Kanada
Digges Island
Die Digges-Insel bewacht den Eingang zur Hudson-Bucht wie eine Festung aus uraltem Stein – eine raue, unbewohnte Insel aus präkambrischem Gestein, die aus Gewässern emporsteigt, in denen die volle Kraft der arktischen Gezeiten, einige der mächtigsten der Erde, gegen Klippen brandet, die den Angriff seit Milliarden von Jahren standgehalten haben. Die Insel verdankt ihren Namen Dudley Digges, einem Gönner von Henry Hudsons schicksalhaftem Unternehmen von 1610, während dessen der Entdecker durch diese enge Passage segelte, bevor seine meuternde Crew ihn im nach ihm benannten Golf aussetzte – einer der berüchtigsten Akte maritimer Verrat in der Geschichte.
Die Klippen von Digges Island beherbergen eine der größten Kolonien von Dickbilled-Murre im kanadischen Arktis — ein Zusammentreffen von über 300.000 Brutpaaren, das die Felswände während der Sommermonate in eine lebendige, schreiende Wand aus Schwarz und Weiß verwandelt. Der Umfang der Kolonie ist aus der Meereshöhe fast unbegreiflich: Jede Kante, jede Ritze, jede horizontale Fläche ist mit brütenden Vögeln gefüllt, und die Luft über den Klippen wirbelt in einem unendlichen Strudel aus ankommenden und abfliegenden Vögeln, der einen fast halluzinatorischen visuellen Effekt erzeugt. Die Murres teilen sich die Klippen mit schwarzbeinigem Trottellummen, Eiderenten und glauken Möwen — letztere fungieren als opportunistische Räuber, die Eier und Küken aus unbewachten Nestern mit gnadenloser Effizienz entwenden.

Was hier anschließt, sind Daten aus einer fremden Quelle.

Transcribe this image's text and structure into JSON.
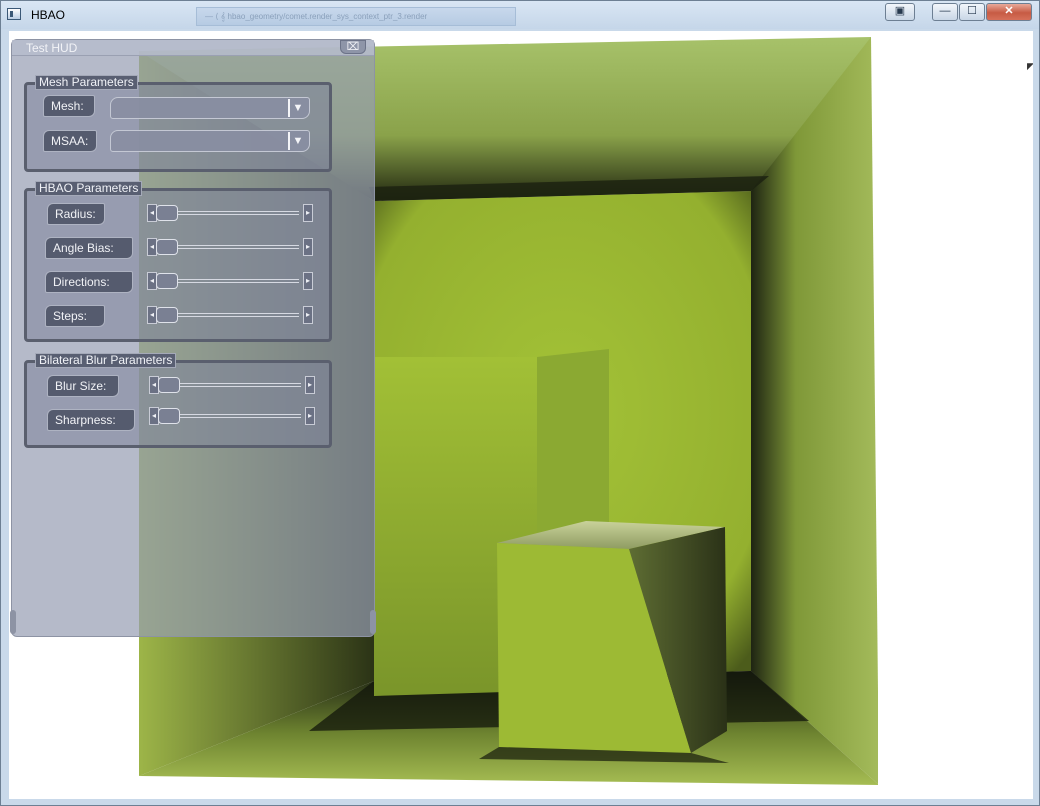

Die Gewässer rund um Digges Island sind ein entscheidendes Nahrungsgebiet für Meeressäugetiere. Eisbären werden regelmäßig auf der Insel und dem angrenzenden Kap Wolstenholme gesichtet, angezogen von den Robbenpopulationen, die sich in den nährstoffreichen Gezeitenzonen versammeln. Walrosse ziehen sich in Gruppen, die Dutzende umfassen können, an die felsigen Ufer zurück, ihre massiven braunen Körper drängen sich auf den Granitregalen in einem unaufhörlichen Gerangel um die beste Position, das für Passagiere an vorbeifahrenden Schiffen endlose Unterhaltung bietet. Die Gezeitenströmungen, die durch die Meerenge zwischen Digges Island und dem Festland fegen, erzeugen Auftriebsströmungen, die kaltes, nährstoffreiches Wasser an die Oberfläche bringen und eine Nahrungskette speisen, die alles von Planktonblüten bis zu Buckelwalen unterstützt.
Die umliegende Landschaft erzählt eine geologische Geschichte, die nahezu die gesamte Geschichte der Erde umfasst. Die Gesteine der Digges-Insel gehören zu den ältesten auf dem Planeten – archaischer Gneis und Granit, die vor über 2,5 Milliarden Jahren entstanden, als die Erdatmosphäre praktisch keinen Sauerstoff enthielt und das Leben nicht komplexer war als einzellige Organismen. Die glazialen Findlinge, die über die Oberfläche der Insel verstreut sind – Felsen, die von den kontinentalen Eisschichten transportiert und abgelagert wurden, die sich vor kaum 8.000 Jahren zurückzogen – fügen diesem tiefen Zeitnarrativ ein jüngeres Kapitel hinzu, während die erhöhten Strände, die in verschiedenen Höhen über der aktuellen Wasserlinie sichtbar sind, den langsamen Wiederanstieg der Insel dokumentieren, die weiterhin emporsteigt, befreit von dem erdrückenden Gewicht des Eises, das geologisch gesehen erst vor kurzem war.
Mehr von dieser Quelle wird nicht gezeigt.